In practice this means that grains give your body a good longer-term source of energy, rather than just getting the immediate energy blast from chocolate, etc.
As with all things, a mix is good. Complex carbs from grains and simple carbs from sugars. And that, my friends, is why homemade flapjack is so good!
Keep It Simple, Stupid (KISS)
Another reason why homemade flapjack is so good for hiking is that it has a small list of ingredients (there’s only four: oats, butter, sugar and golden syrup). You know what they are and you know what they’re going to give you.
When it comes to some of the more weird and wonderful energy bars though this becomes a little harder. They may have ingredients that you’ve never heard of or E numbers additives that don’t mean anything.
Keep it simple and go with bars that have a short and understandable list of ingredients. Know what you’re putting into your body.

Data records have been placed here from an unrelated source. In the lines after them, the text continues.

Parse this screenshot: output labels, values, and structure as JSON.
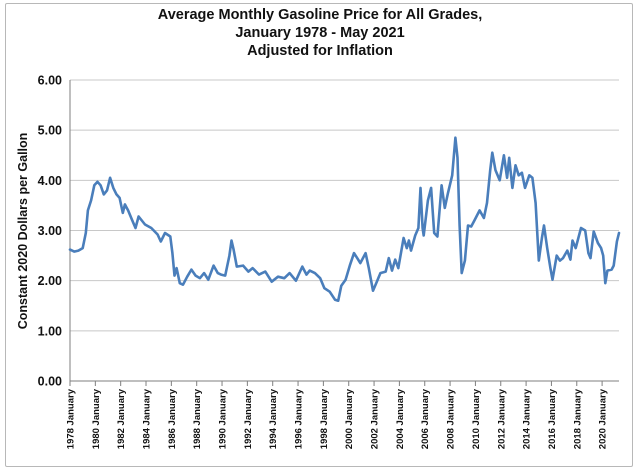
{
  "chart_data": {
    "type": "line",
    "title": "Average Monthly Gasoline Price for All Grades,",
    "subtitle": "January 1978 - May 2021",
    "subtitle2": "Adjusted for Inflation",
    "xlabel": "",
    "ylabel": "Constant 2020 Dollars per Gallon",
    "ylim": [
      0,
      6
    ],
    "y_ticks": [
      "0.00",
      "1.00",
      "2.00",
      "3.00",
      "4.00",
      "5.00",
      "6.00"
    ],
    "x_range": [
      "1978-01",
      "2021-05"
    ],
    "x_ticks": [
      "1978 January",
      "1980 January",
      "1982 January",
      "1984 January",
      "1986 January",
      "1988 January",
      "1990 January",
      "1992 January",
      "1994 January",
      "1996 January",
      "1998 January",
      "2000 January",
      "2002 January",
      "2004 January",
      "2006 January",
      "2008 January",
      "2010 January",
      "2012 January",
      "2014 January",
      "2016 January",
      "2018 January",
      "2020 January"
    ],
    "grid": "horizontal",
    "legend": "none",
    "line_color": "#4a7ebb",
    "series": [
      {
        "points": [
          [
            "1978-01",
            2.62
          ],
          [
            "1978-05",
            2.58
          ],
          [
            "1978-09",
            2.6
          ],
          [
            "1979-01",
            2.65
          ],
          [
            "1979-04",
            2.95
          ],
          [
            "1979-06",
            3.4
          ],
          [
            "1979-09",
            3.6
          ],
          [
            "1979-12",
            3.9
          ],
          [
            "1980-03",
            3.97
          ],
          [
            "1980-06",
            3.9
          ],
          [
            "1980-09",
            3.72
          ],
          [
            "1980-12",
            3.8
          ],
          [
            "1981-03",
            4.05
          ],
          [
            "1981-06",
            3.85
          ],
          [
            "1981-09",
            3.72
          ],
          [
            "1981-12",
            3.65
          ],
          [
            "1982-03",
            3.35
          ],
          [
            "1982-05",
            3.52
          ],
          [
            "1982-08",
            3.4
          ],
          [
            "1982-12",
            3.2
          ],
          [
            "1983-03",
            3.05
          ],
          [
            "1983-06",
            3.28
          ],
          [
            "1983-12",
            3.12
          ],
          [
            "1984-06",
            3.05
          ],
          [
            "1984-12",
            2.92
          ],
          [
            "1985-03",
            2.78
          ],
          [
            "1985-07",
            2.95
          ],
          [
            "1985-12",
            2.88
          ],
          [
            "1986-02",
            2.55
          ],
          [
            "1986-04",
            2.1
          ],
          [
            "1986-06",
            2.25
          ],
          [
            "1986-09",
            1.95
          ],
          [
            "1986-12",
            1.92
          ],
          [
            "1987-04",
            2.08
          ],
          [
            "1987-08",
            2.22
          ],
          [
            "1987-12",
            2.1
          ],
          [
            "1988-04",
            2.05
          ],
          [
            "1988-08",
            2.15
          ],
          [
            "1988-12",
            2.02
          ],
          [
            "1989-05",
            2.3
          ],
          [
            "1989-09",
            2.15
          ],
          [
            "1989-12",
            2.12
          ],
          [
            "1990-04",
            2.1
          ],
          [
            "1990-08",
            2.5
          ],
          [
            "1990-10",
            2.8
          ],
          [
            "1990-12",
            2.62
          ],
          [
            "1991-03",
            2.28
          ],
          [
            "1991-09",
            2.3
          ],
          [
            "1992-02",
            2.18
          ],
          [
            "1992-06",
            2.25
          ],
          [
            "1992-12",
            2.12
          ],
          [
            "1993-06",
            2.18
          ],
          [
            "1993-12",
            1.98
          ],
          [
            "1994-06",
            2.08
          ],
          [
            "1994-12",
            2.05
          ],
          [
            "1995-05",
            2.15
          ],
          [
            "1995-11",
            2.0
          ],
          [
            "1996-05",
            2.28
          ],
          [
            "1996-09",
            2.12
          ],
          [
            "1996-12",
            2.2
          ],
          [
            "1997-05",
            2.15
          ],
          [
            "1997-10",
            2.05
          ],
          [
            "1998-02",
            1.85
          ],
          [
            "1998-07",
            1.78
          ],
          [
            "1998-12",
            1.62
          ],
          [
            "1999-03",
            1.6
          ],
          [
            "1999-06",
            1.9
          ],
          [
            "1999-10",
            2.02
          ],
          [
            "2000-02",
            2.3
          ],
          [
            "2000-06",
            2.55
          ],
          [
            "2000-09",
            2.45
          ],
          [
            "2000-12",
            2.35
          ],
          [
            "2001-05",
            2.55
          ],
          [
            "2001-08",
            2.25
          ],
          [
            "2001-12",
            1.8
          ],
          [
            "2002-03",
            1.95
          ],
          [
            "2002-07",
            2.15
          ],
          [
            "2002-12",
            2.18
          ],
          [
            "2003-03",
            2.45
          ],
          [
            "2003-06",
            2.2
          ],
          [
            "2003-09",
            2.42
          ],
          [
            "2003-12",
            2.25
          ],
          [
            "2004-05",
            2.85
          ],
          [
            "2004-08",
            2.65
          ],
          [
            "2004-10",
            2.8
          ],
          [
            "2004-12",
            2.6
          ],
          [
            "2005-04",
            2.9
          ],
          [
            "2005-07",
            3.05
          ],
          [
            "2005-09",
            3.85
          ],
          [
            "2005-11",
            3.05
          ],
          [
            "2005-12",
            2.9
          ],
          [
            "2006-04",
            3.6
          ],
          [
            "2006-07",
            3.85
          ],
          [
            "2006-10",
            2.95
          ],
          [
            "2007-01",
            2.88
          ],
          [
            "2007-05",
            3.9
          ],
          [
            "2007-08",
            3.45
          ],
          [
            "2007-11",
            3.75
          ],
          [
            "2008-03",
            4.1
          ],
          [
            "2008-06",
            4.85
          ],
          [
            "2008-08",
            4.45
          ],
          [
            "2008-10",
            3.1
          ],
          [
            "2008-12",
            2.15
          ],
          [
            "2009-03",
            2.4
          ],
          [
            "2009-06",
            3.1
          ],
          [
            "2009-09",
            3.08
          ],
          [
            "2009-12",
            3.2
          ],
          [
            "2010-05",
            3.4
          ],
          [
            "2010-09",
            3.25
          ],
          [
            "2010-12",
            3.55
          ],
          [
            "2011-03",
            4.2
          ],
          [
            "2011-05",
            4.55
          ],
          [
            "2011-08",
            4.2
          ],
          [
            "2011-12",
            4.0
          ],
          [
            "2012-04",
            4.5
          ],
          [
            "2012-07",
            4.05
          ],
          [
            "2012-09",
            4.45
          ],
          [
            "2012-12",
            3.85
          ],
          [
            "2013-03",
            4.3
          ],
          [
            "2013-06",
            4.1
          ],
          [
            "2013-09",
            4.15
          ],
          [
            "2013-12",
            3.85
          ],
          [
            "2014-04",
            4.1
          ],
          [
            "2014-07",
            4.05
          ],
          [
            "2014-10",
            3.55
          ],
          [
            "2015-01",
            2.4
          ],
          [
            "2015-04",
            2.85
          ],
          [
            "2015-06",
            3.1
          ],
          [
            "2015-09",
            2.65
          ],
          [
            "2015-12",
            2.25
          ],
          [
            "2016-02",
            2.02
          ],
          [
            "2016-06",
            2.5
          ],
          [
            "2016-09",
            2.4
          ],
          [
            "2016-12",
            2.45
          ],
          [
            "2017-04",
            2.6
          ],
          [
            "2017-07",
            2.42
          ],
          [
            "2017-09",
            2.8
          ],
          [
            "2017-12",
            2.65
          ],
          [
            "2018-05",
            3.05
          ],
          [
            "2018-09",
            3.0
          ],
          [
            "2018-12",
            2.55
          ],
          [
            "2019-02",
            2.45
          ],
          [
            "2019-05",
            2.98
          ],
          [
            "2019-09",
            2.75
          ],
          [
            "2019-12",
            2.65
          ],
          [
            "2020-02",
            2.5
          ],
          [
            "2020-04",
            1.95
          ],
          [
            "2020-06",
            2.2
          ],
          [
            "2020-10",
            2.22
          ],
          [
            "2020-12",
            2.3
          ],
          [
            "2021-03",
            2.78
          ],
          [
            "2021-05",
            2.95
          ]
        ]
      }
    ]
  }
}
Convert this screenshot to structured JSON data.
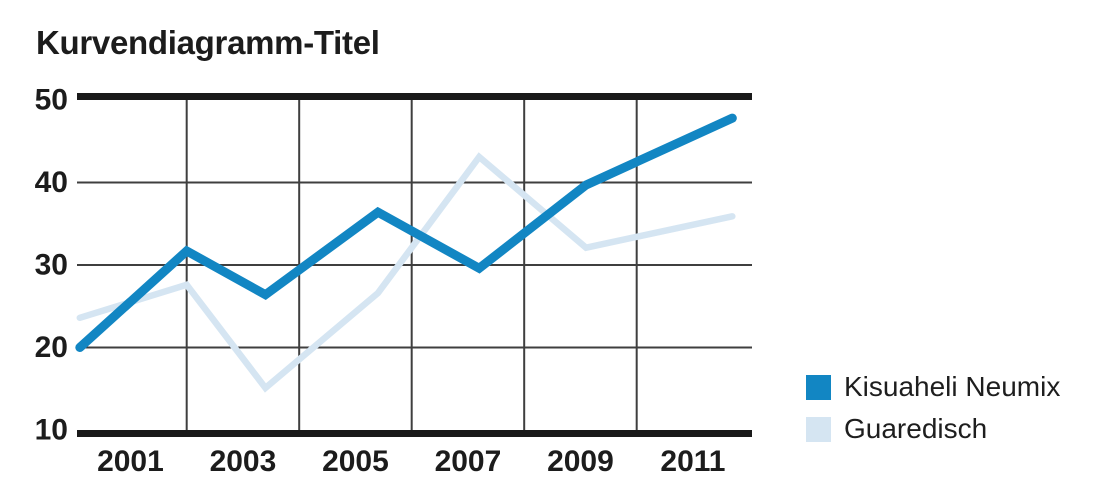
{
  "title": "Kurvendiagramm-Titel",
  "chart_data": {
    "type": "line",
    "title": "Kurvendiagramm-Titel",
    "xlabel": "",
    "ylabel": "",
    "x": [
      2000.1,
      2002.0,
      2003.4,
      2005.4,
      2007.2,
      2009.1,
      2011.7
    ],
    "series": [
      {
        "name": "Kisuaheli Neumix",
        "color": "#1286c3",
        "stroke_width": 9,
        "values": [
          20.0,
          31.7,
          26.4,
          36.4,
          29.6,
          39.7,
          47.8
        ]
      },
      {
        "name": "Guaredisch",
        "color": "#d5e5f2",
        "stroke_width": 6.5,
        "values": [
          23.6,
          27.6,
          15.1,
          26.6,
          43.1,
          32.1,
          35.9
        ]
      }
    ],
    "xlim": [
      2000.05,
      2012.05
    ],
    "ylim": [
      10,
      50
    ],
    "y_ticks": [
      50,
      40,
      30,
      20,
      10
    ],
    "x_tick_years": [
      2001,
      2003,
      2005,
      2007,
      2009,
      2011
    ],
    "x_tick_labels": [
      "2001",
      "2003",
      "2005",
      "2007",
      "2009",
      "2011"
    ],
    "grid_years": [
      2002,
      2004,
      2006,
      2008,
      2010
    ],
    "grid_values": [
      40,
      30,
      20
    ],
    "grid_on": true,
    "axis_color": "#1a1a1a",
    "grid_color": "#3f3f3f",
    "legend_position": "right-bottom"
  }
}
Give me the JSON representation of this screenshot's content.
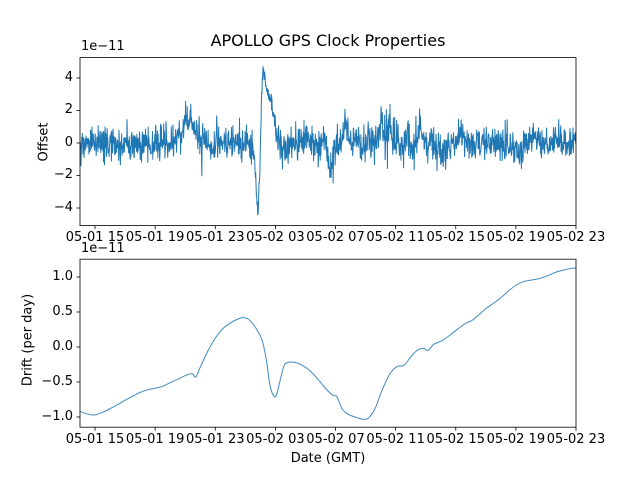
{
  "figure": {
    "title": "APOLLO GPS Clock Properties",
    "background_color": "#ffffff",
    "line_color": "#1f77b4",
    "spine_color": "#000000",
    "text_color": "#000000"
  },
  "chart_data": [
    {
      "id": "offset",
      "type": "line",
      "ylabel": "Offset",
      "scale_label": "1e−11",
      "xlim_hours": [
        0,
        33
      ],
      "ylim": [
        -5.083,
        5.255
      ],
      "x_ticks": {
        "hours": [
          1,
          5,
          9,
          13,
          17,
          21,
          25,
          29,
          33
        ],
        "labels": [
          "05-01 15",
          "05-01 19",
          "05-01 23",
          "05-02 03",
          "05-02 07",
          "05-02 11",
          "05-02 15",
          "05-02 19",
          "05-02 23"
        ]
      },
      "y_ticks": {
        "values": [
          4,
          2,
          0,
          -2,
          -4
        ],
        "labels": [
          "4",
          "2",
          "0",
          "−2",
          "−4"
        ]
      },
      "series_model": {
        "note": "noisy clock offset (1e-11 s) around 0 with event spike near 05-02 02: dip to -4.65 then peak +4.9 decaying shoulder; bumps near 05-01 21 (+2.3), 05-02 05:30 (-2.6), 05-02 07:30 (+2.5), 05-02 10 (+2.8)",
        "n_samples": 1500,
        "seed": 7,
        "clamp": [
          -4.68,
          4.93
        ],
        "mean_keypoints": [
          [
            0,
            0
          ],
          [
            6.5,
            0
          ],
          [
            6.99,
            1.3
          ],
          [
            7.3,
            1.9
          ],
          [
            7.6,
            1.1
          ],
          [
            7.95,
            0.2
          ],
          [
            8.3,
            0
          ],
          [
            11.3,
            0
          ],
          [
            11.55,
            -0.4
          ],
          [
            11.7,
            -2.3
          ],
          [
            11.85,
            -4.5
          ],
          [
            11.95,
            -2.0
          ],
          [
            12.05,
            1.5
          ],
          [
            12.17,
            4.7
          ],
          [
            12.35,
            3.6
          ],
          [
            12.55,
            3.0
          ],
          [
            12.75,
            2.3
          ],
          [
            12.95,
            1.2
          ],
          [
            13.15,
            0.2
          ],
          [
            13.4,
            -0.6
          ],
          [
            13.65,
            -0.35
          ],
          [
            13.9,
            0
          ],
          [
            16.3,
            0
          ],
          [
            16.63,
            -1.7
          ],
          [
            16.9,
            -0.35
          ],
          [
            17.2,
            0
          ],
          [
            17.4,
            0.2
          ],
          [
            17.63,
            1.5
          ],
          [
            17.9,
            0.3
          ],
          [
            18.15,
            0
          ],
          [
            19.8,
            0.2
          ],
          [
            20.03,
            1.4
          ],
          [
            20.3,
            0.5
          ],
          [
            20.56,
            1.3
          ],
          [
            20.9,
            0.2
          ],
          [
            21.2,
            0
          ],
          [
            22.4,
            0
          ],
          [
            22.62,
            1.1
          ],
          [
            22.9,
            0
          ],
          [
            23.8,
            -0.2
          ],
          [
            24.05,
            -0.9
          ],
          [
            24.3,
            -0.2
          ],
          [
            25.1,
            0
          ],
          [
            25.29,
            0.9
          ],
          [
            25.6,
            0
          ],
          [
            29.1,
            -0.3
          ],
          [
            29.29,
            -1.0
          ],
          [
            29.6,
            0
          ],
          [
            33,
            0.15
          ]
        ],
        "sigma_keypoints": [
          [
            0,
            0.55
          ],
          [
            11.4,
            0.55
          ],
          [
            11.6,
            0.28
          ],
          [
            12.3,
            0.25
          ],
          [
            12.9,
            0.45
          ],
          [
            13.3,
            0.6
          ],
          [
            14,
            0.55
          ],
          [
            19.5,
            0.62
          ],
          [
            20.8,
            0.75
          ],
          [
            21.5,
            0.6
          ],
          [
            33,
            0.55
          ]
        ]
      }
    },
    {
      "id": "drift",
      "type": "line",
      "ylabel": "Drift (per day)",
      "xlabel": "Date (GMT)",
      "scale_label": "1e−11",
      "xlim_hours": [
        0,
        33
      ],
      "ylim": [
        -1.146,
        1.254
      ],
      "x_ticks": {
        "hours": [
          1,
          5,
          9,
          13,
          17,
          21,
          25,
          29,
          33
        ],
        "labels": [
          "05-01 15",
          "05-01 19",
          "05-01 23",
          "05-02 03",
          "05-02 07",
          "05-02 11",
          "05-02 15",
          "05-02 19",
          "05-02 23"
        ]
      },
      "y_ticks": {
        "values": [
          1.0,
          0.5,
          0.0,
          -0.5,
          -1.0
        ],
        "labels": [
          "1.0",
          "0.5",
          "0.0",
          "−0.5",
          "−1.0"
        ]
      },
      "keypoints": [
        [
          0,
          -0.92
        ],
        [
          0.53,
          -0.96
        ],
        [
          1,
          -0.97
        ],
        [
          1.53,
          -0.93
        ],
        [
          2,
          -0.88
        ],
        [
          2.53,
          -0.82
        ],
        [
          3,
          -0.76
        ],
        [
          3.53,
          -0.7
        ],
        [
          4,
          -0.65
        ],
        [
          4.52,
          -0.61
        ],
        [
          5,
          -0.59
        ],
        [
          5.52,
          -0.56
        ],
        [
          6,
          -0.51
        ],
        [
          6.52,
          -0.46
        ],
        [
          6.99,
          -0.41
        ],
        [
          7.45,
          -0.38
        ],
        [
          7.7,
          -0.43
        ],
        [
          7.98,
          -0.3
        ],
        [
          8.52,
          -0.05
        ],
        [
          8.98,
          0.12
        ],
        [
          9.45,
          0.25
        ],
        [
          9.98,
          0.34
        ],
        [
          10.51,
          0.4
        ],
        [
          10.84,
          0.42
        ],
        [
          11.18,
          0.4
        ],
        [
          11.51,
          0.33
        ],
        [
          11.84,
          0.22
        ],
        [
          12.11,
          0.1
        ],
        [
          12.37,
          -0.15
        ],
        [
          12.64,
          -0.55
        ],
        [
          12.84,
          -0.68
        ],
        [
          13.04,
          -0.7
        ],
        [
          13.31,
          -0.48
        ],
        [
          13.57,
          -0.27
        ],
        [
          13.84,
          -0.22
        ],
        [
          14.3,
          -0.22
        ],
        [
          14.77,
          -0.26
        ],
        [
          15.3,
          -0.34
        ],
        [
          15.83,
          -0.46
        ],
        [
          16.37,
          -0.6
        ],
        [
          16.83,
          -0.69
        ],
        [
          17.1,
          -0.71
        ],
        [
          17.43,
          -0.88
        ],
        [
          17.83,
          -0.96
        ],
        [
          18.3,
          -1
        ],
        [
          18.76,
          -1.03
        ],
        [
          19.16,
          -1.02
        ],
        [
          19.63,
          -0.88
        ],
        [
          20.09,
          -0.62
        ],
        [
          20.63,
          -0.38
        ],
        [
          21.09,
          -0.28
        ],
        [
          21.56,
          -0.26
        ],
        [
          22.09,
          -0.12
        ],
        [
          22.49,
          -0.04
        ],
        [
          22.89,
          -0.02
        ],
        [
          23.15,
          -0.05
        ],
        [
          23.55,
          0.04
        ],
        [
          24.09,
          0.09
        ],
        [
          24.62,
          0.17
        ],
        [
          25.15,
          0.26
        ],
        [
          25.68,
          0.34
        ],
        [
          26.08,
          0.38
        ],
        [
          26.48,
          0.45
        ],
        [
          27.01,
          0.55
        ],
        [
          27.55,
          0.63
        ],
        [
          28.08,
          0.72
        ],
        [
          28.61,
          0.82
        ],
        [
          29.14,
          0.9
        ],
        [
          29.61,
          0.94
        ],
        [
          30.14,
          0.96
        ],
        [
          30.61,
          0.98
        ],
        [
          31.14,
          1.02
        ],
        [
          31.67,
          1.07
        ],
        [
          32.2,
          1.1
        ],
        [
          32.6,
          1.12
        ],
        [
          33,
          1.13
        ]
      ]
    }
  ]
}
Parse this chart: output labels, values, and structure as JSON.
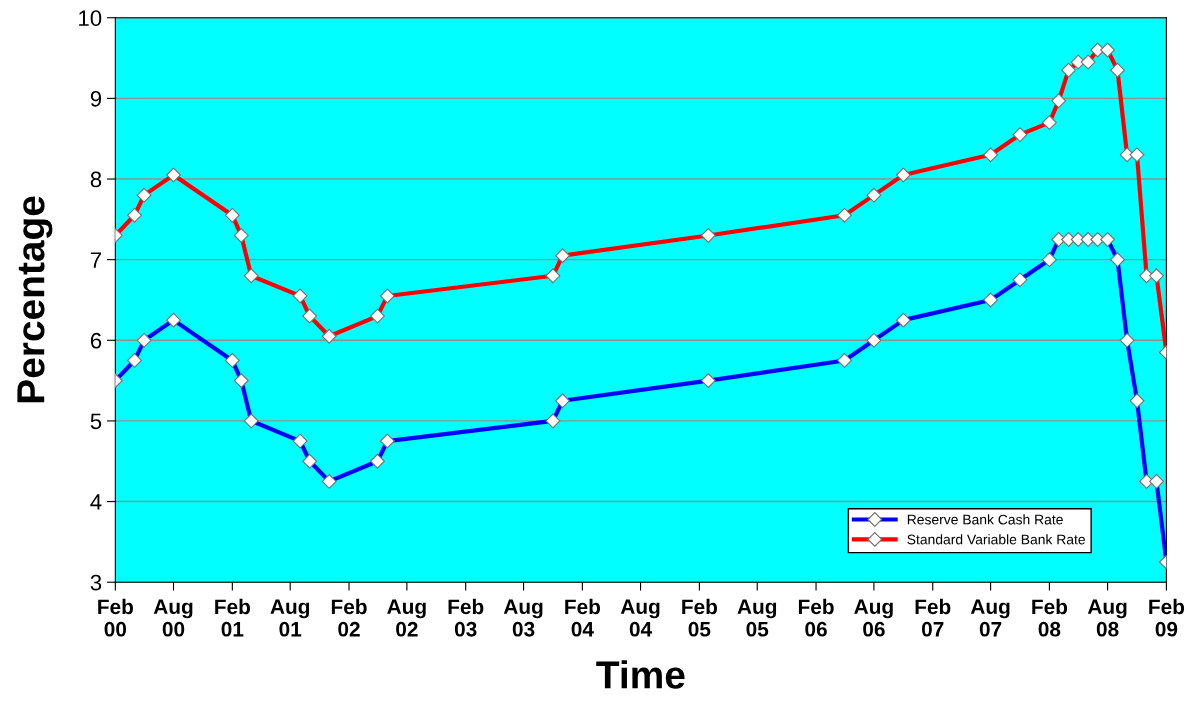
{
  "chart_data": {
    "type": "line",
    "xlabel": "Time",
    "ylabel": "Percentage",
    "x": [
      "2000-02",
      "2000-04",
      "2000-05",
      "2000-08",
      "2001-02",
      "2001-03",
      "2001-04",
      "2001-09",
      "2001-10",
      "2001-12",
      "2002-05",
      "2002-06",
      "2003-11",
      "2003-12",
      "2005-03",
      "2006-05",
      "2006-08",
      "2006-11",
      "2007-08",
      "2007-11",
      "2008-02",
      "2008-03",
      "2008-04",
      "2008-05",
      "2008-06",
      "2008-07",
      "2008-08",
      "2008-09",
      "2008-10",
      "2008-11",
      "2008-12",
      "2009-01",
      "2009-02"
    ],
    "series": [
      {
        "name": "Reserve Bank Cash Rate",
        "color": "#0000ff",
        "values": [
          5.5,
          5.75,
          6.0,
          6.25,
          5.75,
          5.5,
          5.0,
          4.75,
          4.5,
          4.25,
          4.5,
          4.75,
          5.0,
          5.25,
          5.5,
          5.75,
          6.0,
          6.25,
          6.5,
          6.75,
          7.0,
          7.25,
          7.25,
          7.25,
          7.25,
          7.25,
          7.25,
          7.0,
          6.0,
          5.25,
          4.25,
          4.25,
          3.25
        ]
      },
      {
        "name": "Standard Variable Bank Rate",
        "color": "#ff0000",
        "values": [
          7.3,
          7.55,
          7.8,
          8.05,
          7.55,
          7.3,
          6.8,
          6.55,
          6.3,
          6.05,
          6.3,
          6.55,
          6.8,
          7.05,
          7.3,
          7.55,
          7.8,
          8.05,
          8.3,
          8.55,
          8.7,
          8.97,
          9.35,
          9.45,
          9.45,
          9.6,
          9.6,
          9.35,
          8.3,
          8.3,
          6.8,
          6.8,
          5.85
        ]
      }
    ],
    "xlim": [
      "2000-02",
      "2009-02"
    ],
    "xticks": [
      {
        "value": "2000-02",
        "label": "Feb\n00"
      },
      {
        "value": "2000-08",
        "label": "Aug\n00"
      },
      {
        "value": "2001-02",
        "label": "Feb\n01"
      },
      {
        "value": "2001-08",
        "label": "Aug\n01"
      },
      {
        "value": "2002-02",
        "label": "Feb\n02"
      },
      {
        "value": "2002-08",
        "label": "Aug\n02"
      },
      {
        "value": "2003-02",
        "label": "Feb\n03"
      },
      {
        "value": "2003-08",
        "label": "Aug\n03"
      },
      {
        "value": "2004-02",
        "label": "Feb\n04"
      },
      {
        "value": "2004-08",
        "label": "Aug\n04"
      },
      {
        "value": "2005-02",
        "label": "Feb\n05"
      },
      {
        "value": "2005-08",
        "label": "Aug\n05"
      },
      {
        "value": "2006-02",
        "label": "Feb\n06"
      },
      {
        "value": "2006-08",
        "label": "Aug\n06"
      },
      {
        "value": "2007-02",
        "label": "Feb\n07"
      },
      {
        "value": "2007-08",
        "label": "Aug\n07"
      },
      {
        "value": "2008-02",
        "label": "Feb\n08"
      },
      {
        "value": "2008-08",
        "label": "Aug\n08"
      },
      {
        "value": "2009-02",
        "label": "Feb\n09"
      }
    ],
    "ylim": [
      3,
      10
    ],
    "yticks": [
      3,
      4,
      5,
      6,
      7,
      8,
      9,
      10
    ],
    "grid": "y",
    "legend": "bottom right",
    "marker": "diamond",
    "line_style": "solid"
  }
}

It’s nearly lunchtime and my stomach is rumbling. Researching and writing this article is not making this any easier. Sigh…
There are literally a thousand and one different energy bar brands available in Britain. With more and more springing up all the time. If you have the time (and the inclination) then my suggestion is to go with homemade and make your own flapjacks. They’re tasty and have a short and simple list of ingredients. You can even add in other things to vary the flavour – chocolate, dried fruit, and nuts all work great.
If that sounds a little too much like hard work, then go with a mix of bars that has a range of flavours. Pick something minty to start, a few bars of something chocolatey for your ‘main course’, and finish with a pudding of healthy oats (mixed with slightly-less-healthy golden syrup).
Variety is the spice of life and a variety of energy bars will put a spring in your step for your next hike.